By Moleboheng Mahasa:
I cannot run away from him. No I can't. No place is too far, too high, too low, too hidden, and too dark. I get lost through the cobbled labyrinth of life. I go around in circles, winding up at the same place often. I choke on the clouds of dust rising from beneath my feet as I run further and further away. I do not realise that I am headed in the wrong direction. I look at the lines of pain etched on my face, a familiar pathway for my tears. I feel helpless. I gasp for air as I drown in my own sorrows, sinking deeper and deeper as I try doing it on my own. In my dark corner I hide, surrounded by the vile stench of fear. I pull ostrich tricks, thinking that hiding from him means that he cannot see me.
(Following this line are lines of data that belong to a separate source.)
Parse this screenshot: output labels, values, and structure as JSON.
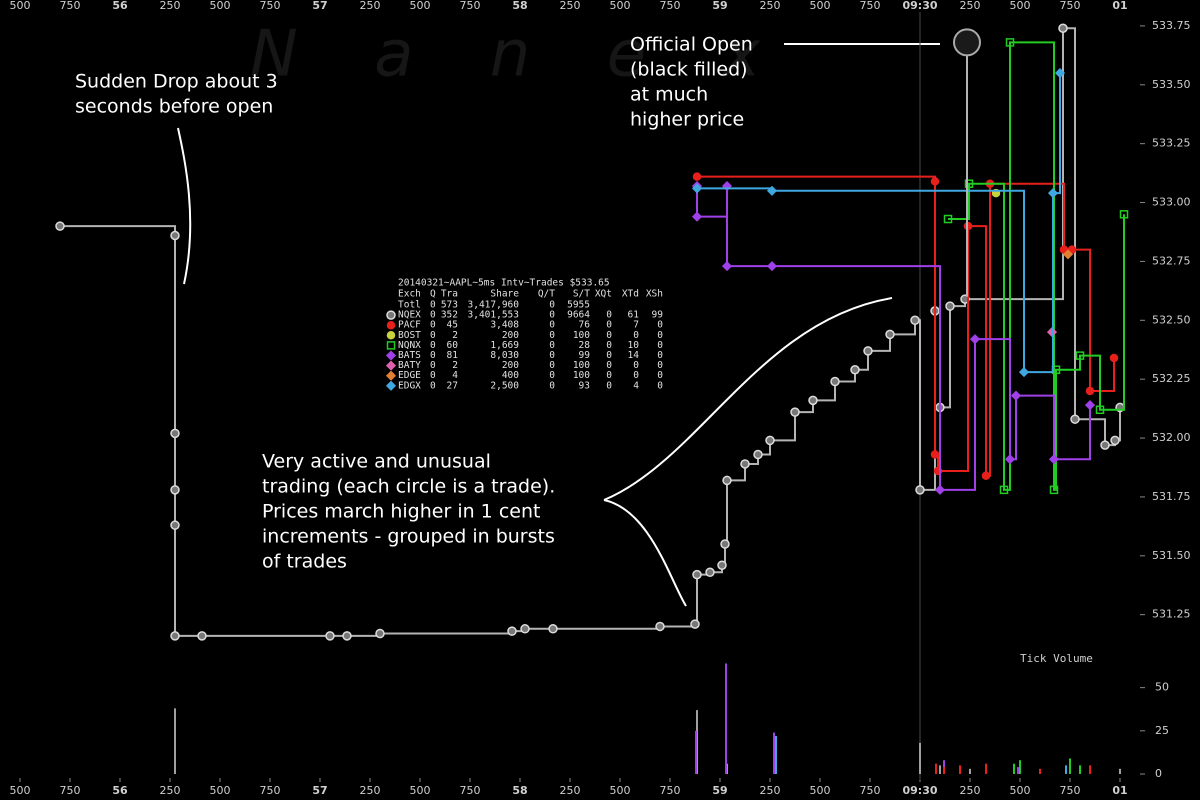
{
  "chart_data": [
    {
      "type": "scatter",
      "step": true,
      "grid": false,
      "watermark": "N a n e x",
      "xlim": [
        55.4,
        61.1
      ],
      "ylim": [
        531.1,
        533.86
      ],
      "xticks": [
        {
          "value": 55.5,
          "label": "500"
        },
        {
          "value": 55.75,
          "label": "750"
        },
        {
          "value": 56,
          "label": "56"
        },
        {
          "value": 56.25,
          "label": "250"
        },
        {
          "value": 56.5,
          "label": "500"
        },
        {
          "value": 56.75,
          "label": "750"
        },
        {
          "value": 57,
          "label": "57"
        },
        {
          "value": 57.25,
          "label": "250"
        },
        {
          "value": 57.5,
          "label": "500"
        },
        {
          "value": 57.75,
          "label": "750"
        },
        {
          "value": 58,
          "label": "58"
        },
        {
          "value": 58.25,
          "label": "250"
        },
        {
          "value": 58.5,
          "label": "500"
        },
        {
          "value": 58.75,
          "label": "750"
        },
        {
          "value": 59,
          "label": "59"
        },
        {
          "value": 59.25,
          "label": "250"
        },
        {
          "value": 59.5,
          "label": "500"
        },
        {
          "value": 59.75,
          "label": "750"
        },
        {
          "value": 60,
          "label": "09:30"
        },
        {
          "value": 60.25,
          "label": "250"
        },
        {
          "value": 60.5,
          "label": "500"
        },
        {
          "value": 60.75,
          "label": "750"
        },
        {
          "value": 61,
          "label": "01"
        }
      ],
      "yticks": [
        531.25,
        {
          "value": 531.5,
          "label": "531.50"
        },
        531.75,
        {
          "value": 532,
          "label": "532.00"
        },
        532.25,
        {
          "value": 532.5,
          "label": "532.50"
        },
        532.75,
        {
          "value": 533,
          "label": "533.00"
        },
        533.25,
        {
          "value": 533.5,
          "label": "533.50"
        },
        533.75
      ],
      "vlines": [
        60
      ],
      "official_open": {
        "x": 60.235,
        "value": 533.68
      },
      "series": [
        {
          "name": "NQEX",
          "color": "#b4b4b4",
          "marker": "big-circle",
          "x": [
            55.7,
            56.275,
            56.275,
            56.275,
            56.275,
            56.275,
            56.41,
            57.05,
            57.135,
            57.3,
            57.96,
            58.025,
            58.165,
            58.7,
            58.875,
            58.885,
            58.95,
            59.01,
            59.025,
            59.035,
            59.125,
            59.19,
            59.25,
            59.375,
            59.465,
            59.575,
            59.675,
            59.74,
            59.85,
            59.975,
            60.0,
            60.075,
            60.1,
            60.15,
            60.225,
            60.715,
            60.775,
            60.925,
            60.975,
            61.0
          ],
          "values": [
            532.9,
            532.86,
            532.02,
            531.78,
            531.63,
            531.16,
            531.16,
            531.16,
            531.16,
            531.17,
            531.18,
            531.19,
            531.19,
            531.2,
            531.21,
            531.42,
            531.43,
            531.46,
            531.55,
            531.82,
            531.89,
            531.93,
            531.99,
            532.11,
            532.16,
            532.24,
            532.29,
            532.37,
            532.44,
            532.5,
            531.78,
            532.54,
            532.13,
            532.56,
            532.59,
            533.74,
            532.08,
            531.97,
            531.99,
            532.13
          ]
        },
        {
          "name": "PACF",
          "color": "#e8201c",
          "marker": "circle",
          "x": [
            58.885,
            60.075,
            60.075,
            60.09,
            60.24,
            60.33,
            60.35,
            60.72,
            60.76,
            60.85,
            60.97
          ],
          "values": [
            533.11,
            533.09,
            531.93,
            531.86,
            532.9,
            531.84,
            533.08,
            532.8,
            532.8,
            532.2,
            532.34
          ]
        },
        {
          "name": "BOST",
          "color": "#c8d23c",
          "marker": "circle",
          "x": [
            60.38
          ],
          "values": [
            533.04
          ]
        },
        {
          "name": "NQNX",
          "color": "#22cc22",
          "marker": "square",
          "x": [
            60.14,
            60.245,
            60.42,
            60.45,
            60.67,
            60.68,
            60.8,
            60.9,
            61.02
          ],
          "values": [
            532.93,
            533.08,
            531.78,
            533.68,
            531.78,
            532.29,
            532.35,
            532.12,
            532.95
          ]
        },
        {
          "name": "BATS",
          "color": "#a040e8",
          "marker": "diamond",
          "x": [
            58.885,
            58.885,
            59.035,
            59.035,
            59.26,
            60.1,
            60.275,
            60.45,
            60.48,
            60.67,
            60.85
          ],
          "values": [
            533.07,
            532.94,
            533.07,
            532.73,
            532.73,
            531.78,
            532.42,
            531.91,
            532.18,
            531.91,
            532.14
          ]
        },
        {
          "name": "BATY",
          "color": "#e060b0",
          "marker": "diamond",
          "x": [
            60.66
          ],
          "values": [
            532.45
          ]
        },
        {
          "name": "EDGE",
          "color": "#e08030",
          "marker": "diamond",
          "x": [
            60.74
          ],
          "values": [
            532.78
          ]
        },
        {
          "name": "EDGX",
          "color": "#40a8e0",
          "marker": "diamond",
          "x": [
            58.885,
            59.26,
            60.52,
            60.665,
            60.7
          ],
          "values": [
            533.06,
            533.05,
            532.28,
            533.04,
            533.55
          ]
        }
      ],
      "stats_table": {
        "title": "20140321~AAPL~5ms Intv~Trades $533.65",
        "header": [
          "Exch",
          "Q",
          "Tra",
          "Share",
          "Q/T",
          "S/T",
          "XQt",
          "XTd",
          "XSh"
        ],
        "rows": [
          [
            "Totl",
            "0",
            "573",
            "3,417,960",
            "0",
            "5955"
          ],
          [
            "NQEX",
            "0",
            "352",
            "3,401,553",
            "0",
            "9664",
            "0",
            "61",
            "99"
          ],
          [
            "PACF",
            "0",
            "45",
            "3,408",
            "0",
            "76",
            "0",
            "7",
            "0"
          ],
          [
            "BOST",
            "0",
            "2",
            "200",
            "0",
            "100",
            "0",
            "0",
            "0"
          ],
          [
            "NQNX",
            "0",
            "60",
            "1,669",
            "0",
            "28",
            "0",
            "10",
            "0"
          ],
          [
            "BATS",
            "0",
            "81",
            "8,030",
            "0",
            "99",
            "0",
            "14",
            "0"
          ],
          [
            "BATY",
            "0",
            "2",
            "200",
            "0",
            "100",
            "0",
            "0",
            "0"
          ],
          [
            "EDGE",
            "0",
            "4",
            "400",
            "0",
            "100",
            "0",
            "0",
            "0"
          ],
          [
            "EDGX",
            "0",
            "27",
            "2,500",
            "0",
            "93",
            "0",
            "4",
            "0"
          ]
        ]
      },
      "annotations": [
        [
          "Sudden Drop about 3",
          "seconds before open"
        ],
        [
          "Official Open",
          "(black filled)",
          "at much",
          "higher price"
        ],
        [
          "Very active and unusual",
          "trading (each circle is a trade).",
          "Prices march higher in 1 cent",
          "increments - grouped in bursts",
          "of trades"
        ]
      ]
    },
    {
      "type": "bar",
      "label": "Tick Volume",
      "ylim": [
        0,
        66
      ],
      "yticks": [
        0,
        25,
        50
      ],
      "series": [
        {
          "color": "#a0a0a0",
          "x": [
            56.275,
            58.885,
            59.035,
            60.0,
            60.1,
            60.25,
            60.5,
            61.0
          ],
          "values": [
            38,
            37,
            6,
            18,
            5,
            3,
            4,
            3
          ]
        },
        {
          "color": "#a040e8",
          "x": [
            58.88,
            59.03,
            59.27,
            60.12,
            60.49
          ],
          "values": [
            25,
            64,
            24,
            8,
            4
          ]
        },
        {
          "color": "#e8201c",
          "x": [
            60.08,
            60.12,
            60.2,
            60.33,
            60.6,
            60.85
          ],
          "values": [
            6,
            4,
            5,
            6,
            3,
            5
          ]
        },
        {
          "color": "#22cc22",
          "x": [
            60.47,
            60.5,
            60.75,
            60.8
          ],
          "values": [
            6,
            8,
            9,
            5
          ]
        },
        {
          "color": "#40a8e0",
          "x": [
            59.28,
            60.73
          ],
          "values": [
            22,
            5
          ]
        }
      ]
    }
  ]
}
If only I understood, that he knows not the meaning of labyrinth. If only I understood, that a circle, to him means completeness. Shouldn't I already know, I was meant to be running towards him? Isn't it common knowledge that he will give me joy for that pain I carry around religiously without fail? He is the air I breathe. His probing wise eyes miss no dark corners. He is forever shining his light upon me. His eyes go to and fro, watching over me, compelling me to surrender. And I have come to this realisation – I can NEVER outrun, outsmart or outmanoeuvre the goodness and mercy that have been summoned to follow me the rest of my life. I can't run away from him, no I can't.